Dáil debates
Tuesday, 27 June 2023
Energy (Windfall Gains in the Energy Sector) (Temporary Solidarity Contribution) Bill 2023: Second Stage
8:05 pm
Jennifer Whitmore (Wicklow, Social Democrats) | Oireachtas source
The Social Democrats welcomes this Bill and the movement on the temporary solidarity contribution. We acknowledge that this is retrospective legislation which will deal with the windfall profits accrued by companies for 2022 and 2023. Is that correct? The Minister of State is looking confused there. Okay.
I acknowledge that this levy will be set at 75%. A company that hits 20% above normal and average profits will be levied at 75% of that which I understand is in excess of what the majority of other countries in the EU have done. I believe the EU had set a minimum of 33%. I welcome that the Government set it at 75%. However, I wonder whether it could have gone a bit further. Throughout this entire debate when we are having this discussion about this windfall tax or levy, we need to remember that the money we are talking about is money that has been directly accrued on the back of incredible hardships, war and the horrendous situation in Europe. In our own country many people are suffering from the incredible high prices and energy poverty. This money is accrued on the back of very difficult situations for thousands upon thousands, probably millions of people across Europe. No company should be allowed to profit in any way from that.
Even a 75% levy is being very generous to those energy companies. I would be keen to hear from the Minister of State as to why it was set at 75%.
What rationale was behind that? Was consideration given by the Government to removing the possibility of profits being available to companies based on those circumstances?
This windfall tax is important for a number of reasons. It is very important, as I said, that companies do not get to profit from war situations and it is very important for the public to see that the Government is ensuring companies cannot profit from such situations. I know it is very difficult for people when they see the headline figures on the profits various energy companies are making. When the people who see these headline figures are at the same time trying to scramble together money for their own family to pay electricity or heating bills or to try to put food on the table for their children while suffering so much because of high energy prices, it is very difficult to see the kind of profits coming out of energy companies. It is very important for people to see that the Government has this tax and that there is that collection of windfall profits.

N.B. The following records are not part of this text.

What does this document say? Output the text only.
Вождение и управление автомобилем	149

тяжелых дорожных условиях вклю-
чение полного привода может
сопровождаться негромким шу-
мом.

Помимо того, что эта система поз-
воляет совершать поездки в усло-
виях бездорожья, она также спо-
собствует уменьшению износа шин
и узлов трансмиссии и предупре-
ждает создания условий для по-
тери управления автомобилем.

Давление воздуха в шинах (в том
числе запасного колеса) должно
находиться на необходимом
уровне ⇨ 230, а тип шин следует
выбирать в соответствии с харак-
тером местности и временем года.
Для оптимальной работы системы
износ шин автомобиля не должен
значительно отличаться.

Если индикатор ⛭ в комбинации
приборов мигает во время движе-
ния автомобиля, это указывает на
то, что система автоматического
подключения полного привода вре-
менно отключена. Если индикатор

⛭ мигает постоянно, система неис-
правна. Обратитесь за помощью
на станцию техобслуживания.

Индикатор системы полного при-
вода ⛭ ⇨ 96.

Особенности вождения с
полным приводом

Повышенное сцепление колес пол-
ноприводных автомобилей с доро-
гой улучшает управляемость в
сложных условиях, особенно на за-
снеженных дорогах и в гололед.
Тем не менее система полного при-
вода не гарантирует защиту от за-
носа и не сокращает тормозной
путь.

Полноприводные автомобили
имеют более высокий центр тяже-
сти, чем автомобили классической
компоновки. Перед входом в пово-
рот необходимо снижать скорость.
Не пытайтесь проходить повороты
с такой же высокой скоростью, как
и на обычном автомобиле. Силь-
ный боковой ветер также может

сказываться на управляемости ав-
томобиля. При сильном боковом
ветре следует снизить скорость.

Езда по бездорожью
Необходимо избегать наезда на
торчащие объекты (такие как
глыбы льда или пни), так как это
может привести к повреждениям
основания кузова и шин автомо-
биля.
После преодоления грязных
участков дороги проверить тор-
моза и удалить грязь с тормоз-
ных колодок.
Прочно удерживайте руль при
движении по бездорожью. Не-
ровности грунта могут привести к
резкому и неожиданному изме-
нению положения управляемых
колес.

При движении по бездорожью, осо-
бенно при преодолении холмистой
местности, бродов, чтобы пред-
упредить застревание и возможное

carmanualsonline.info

It is also important because what we have seen over the past two years is the subsidisation of the energy sector to some degree. The Government has put in place certain measures and has given supports and credits to individuals, companies and businesses. However, when the Government uses taxpayers' money to subsidise a market where it has clearly failed, like the energy market, it is important this type of measure is put in place so there is no leakage from the subsidies into the energy companies' profits and so they do not go into the pockets of the energy companies but stay in the pockets of the public. Those are the sorts of protective measures the Government should put in whenever it subsidises any market. In regard to the housing market, I would say we are also seeing subsidisation of developers but there is no control of what developers are making at the other end, which is a clear policy flaw in how the Government is dealing with the failed housing market. This is the type of measure that should be put in place whenever there is serious and significant subsidisation by the Government of a particular sector.
What we need to see now is a broader discussion about how we are going to reform our energy markets. It is clear they are not fit for purpose in a changing geopolitical landscape but also in light of the climate crisis. We are moving into a very different sphere and the market structures that are there are not going to be sufficient for that changing environment. We need to have that broader discussion. I understand a majority of it would have to be at EU level but that is certainly where we need to be going. Nationally, we need to look at how we manage the markets in Ireland, and there is certainly scope to give the Commission for Regulation of Utilities greater powers. We need to see a lot more transparency in regard to how companies undertake processes such as hedging. There is an awful lot of work that could be done at a national level to bring a level of transparency into the market to give consumers faith that their best interests are at the heart of that market and it is not purely a profit-driven model, which it certainly is at the moment.